Modified Gravity with Nonminimal Curvature-Matter Couplings: A Framework for Gravitationally Induced Particle Creation

TL;DR

This paper explores modified gravity theories with nonminimal curvature-matter couplings, proposing a framework where gravitationally induced particle creation can explain late-time cosmic acceleration and satisfy thermodynamic laws.

Contribution

It develops a scalar-tensor formulation to derive particle creation rates and demonstrates how this process can drive acceleration without a cosmological constant.

Findings

Irreversible particle creation can induce late-time de Sitter acceleration.

Total entropy increases monotonically, satisfying the generalized second law.

The framework constrains particle production dynamics consistent with thermodynamics.

Abstract

Modified gravity theories with a nonminimal coupling between curvature and matter offer a compelling alternative to dark energy and dark matter by introducing an explicit interaction between matter and curvature invariants.

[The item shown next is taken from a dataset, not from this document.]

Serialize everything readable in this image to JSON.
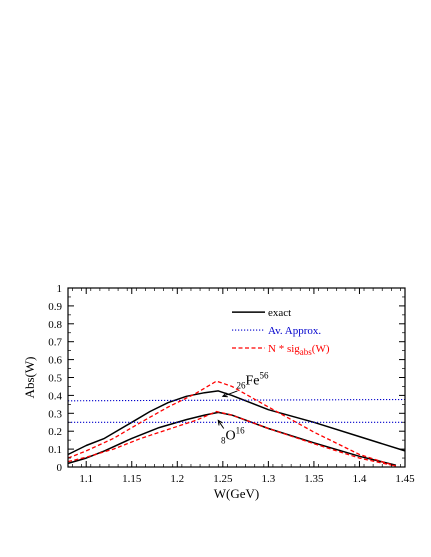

Two of the main consequences of such an interaction are the emergence of an additional force and the non-conservation of the energy--momentum tensor, which can be interpreted as an energy exchange between matter and geometry. By adopting this interpretation, one can then take advantage of many different approaches in order to investigate the phenomenon of gravitationally induced particle creation. One of these approaches relies on the so-called irreversible thermodynamics of open systems formalism. By considering the scalar--tensor formulation of one of these theories, we derive the corresponding particle creation rate, creation pressure, and entropy production, demonstrating that irreversible particle creation can drive a late-time de Sitter acceleration through a negative creation pressure, providing a natural alternative to the cosmological constant. Furthermore, we demonstrate that the generalized second law of thermodynamics holds: the total entropy, from both the apparent horizon and enclosed matter, increases monotonically and saturates in the de Sitter phase, imposing constraints on the allowed particle production dynamics. Furthermore, we present brief reviews of other theoretical descriptions of matter creation processes. Specifically, we consider approaches based on the Boltzmann equation and quantum-based aspects and discuss the generalization of the Klein--Gordon equation, as well as the problem of its quantization in time-varying gravitational fields.